Mariana Ribeiro


Mariana Ribeiro doesn’t necessarily suggest that you quit your stable job at a bank right after finishing Impact! Design for Social Change program to launch your own social venture, but that’s what she did and it turned out rather well for her.

Mariana and Fernanda Cabral—her friend and co-worker at the bank—attended Impact! in 2012 with the hopes of developing their idea for a project that would celebrate social entrepreneurship in their home country of Brazil. They returned and immediately left their jobs to work on Imagina na Copa full time. Imagina na Copa is a multi-media campaign that showcases stories of young people driving social change in Brazil; it also used the 2014 World Cup as a call to action for others to make social change themselves through missions and workshops. During the project, they and their team traveled to all of Brazil’s 26 states and produced 75 stories that showcased 150 social entrepreneurs.

One of the most popular stories was “Que onibus passa aqui?” (Which bus stops here?), which highlights a project by a group of young designers in Porto Alegre. In most of Brazil’s cities, the bus stops don’t have proper signage explaining which busses can be found at each stop. The designers made a sticker that can be placed at a stop and information is crowd-sourced by users simply writing which busses stop there. The idea was a success and Imagina na Copa made the idea into one of their missions, posting the sticker on their website for people to download and use in their own cities. Over 10,000 downloads later, the idea was implemented in cities across the country and even officially co-opted by some governments.

All of Imagina na Copa’s stories are in Portuguese but a few have been translated into English:

  • Bike Anjo – Bike Angel: A network of volunteers that help people who want to start biking in the city.
  • Teto – A NGO that engages youth to build affordable housing for people in very poor living situations in Brazilian favelas.
  • Meu Rio – My Rio: An online platform that allows Cariocas to have a say in what’s happening in the city

The decision to launch Imagina na Copa was cemented by words of encouragement from Martin Case, a teacher at Impact! who, sadly, has since passed away. He taught them the power of incorporating their own personal narrative in their project and how important it is to map out all of their relationships and support. Once he saw how robust their support map was, he strongly suggested they take the leap and make Imagina na Copa a full-time gig.
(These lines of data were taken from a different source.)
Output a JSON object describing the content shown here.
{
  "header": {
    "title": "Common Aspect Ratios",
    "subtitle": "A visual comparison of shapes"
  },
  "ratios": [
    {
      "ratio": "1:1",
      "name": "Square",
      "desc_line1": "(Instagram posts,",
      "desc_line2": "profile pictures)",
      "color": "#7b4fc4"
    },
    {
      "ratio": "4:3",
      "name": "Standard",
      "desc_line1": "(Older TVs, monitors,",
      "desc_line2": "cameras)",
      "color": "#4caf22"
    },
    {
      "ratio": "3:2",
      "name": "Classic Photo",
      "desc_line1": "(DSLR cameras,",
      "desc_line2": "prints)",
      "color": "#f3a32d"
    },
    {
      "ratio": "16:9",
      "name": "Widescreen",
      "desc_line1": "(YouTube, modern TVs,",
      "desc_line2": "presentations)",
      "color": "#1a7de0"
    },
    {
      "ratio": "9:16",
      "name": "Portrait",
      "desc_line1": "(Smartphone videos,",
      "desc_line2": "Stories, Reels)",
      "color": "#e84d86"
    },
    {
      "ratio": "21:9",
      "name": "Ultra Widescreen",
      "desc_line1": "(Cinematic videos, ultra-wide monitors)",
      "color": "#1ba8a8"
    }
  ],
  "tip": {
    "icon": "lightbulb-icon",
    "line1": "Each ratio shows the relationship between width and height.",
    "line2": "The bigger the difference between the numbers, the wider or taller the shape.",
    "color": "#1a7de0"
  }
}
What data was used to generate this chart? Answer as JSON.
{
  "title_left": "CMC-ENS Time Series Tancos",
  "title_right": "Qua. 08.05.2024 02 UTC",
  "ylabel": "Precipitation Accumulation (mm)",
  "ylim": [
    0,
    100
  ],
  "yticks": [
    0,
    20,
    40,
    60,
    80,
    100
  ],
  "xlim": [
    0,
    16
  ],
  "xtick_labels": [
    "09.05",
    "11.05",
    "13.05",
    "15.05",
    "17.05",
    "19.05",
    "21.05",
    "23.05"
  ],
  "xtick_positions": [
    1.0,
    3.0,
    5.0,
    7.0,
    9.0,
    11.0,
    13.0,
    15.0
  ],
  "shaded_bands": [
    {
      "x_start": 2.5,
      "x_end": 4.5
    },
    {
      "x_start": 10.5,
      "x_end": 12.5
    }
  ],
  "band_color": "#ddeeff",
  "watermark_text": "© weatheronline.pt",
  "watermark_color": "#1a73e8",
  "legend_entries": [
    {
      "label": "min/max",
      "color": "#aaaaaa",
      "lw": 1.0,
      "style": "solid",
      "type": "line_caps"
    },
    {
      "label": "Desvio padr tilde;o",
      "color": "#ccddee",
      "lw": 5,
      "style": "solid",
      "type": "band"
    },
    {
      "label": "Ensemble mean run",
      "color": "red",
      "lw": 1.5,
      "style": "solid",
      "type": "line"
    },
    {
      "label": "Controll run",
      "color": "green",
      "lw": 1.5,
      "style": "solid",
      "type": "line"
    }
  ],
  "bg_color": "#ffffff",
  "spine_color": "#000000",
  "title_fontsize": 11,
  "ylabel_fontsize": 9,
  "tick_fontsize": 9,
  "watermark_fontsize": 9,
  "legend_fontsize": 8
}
When asked what advice Mariana would give to this year’s students, she says, “I would give the same advice that Martin gave us: make sure you have a support network. Make sure you are not doing it by yourself. Make sure you have people there to support you. I don’t only mean financially, but your relationship map should be aware of the change you are up to.”

A video created by Google about Imagina na Copa
Imagina na Copa wrapped up after the World Cup ended in 2014 but Mariana’s team members have since developed another social venture, Imagina Coletivo, which they are currently crowdfunding. Just a few months ago, Mariana moved to New York City and got a strategy job at Purpose, which is a firm that works with corporations, social institutions, NGOs to create movements that help to shape the world and make positive change. They also curate their own projects and incubations. Mariana explains, “It’s a very good next step from the work at Imagina na Copa because what we did was very local and here at Purpose we’re always talking global.”

Mariana was able to use the skills she learned at Impact! to successfully implement her own project and then leverage that experience to land a top job in the social impact design field. For her, at the heart of it all is human-centered-design. She explains, “the biggest takeaway from Impact! was how you design change using humans as the center of everything. We used that at Imagina na Copa a lot. We always considered people first in whatever we were doing and I still do this today, even with big, global campaigns. Are people going to be engaged? Are we really creating something that makes a difference for them?” Mariana has tons of experience telling others stories of creating social change, but we think her story is one definitely worth sharing.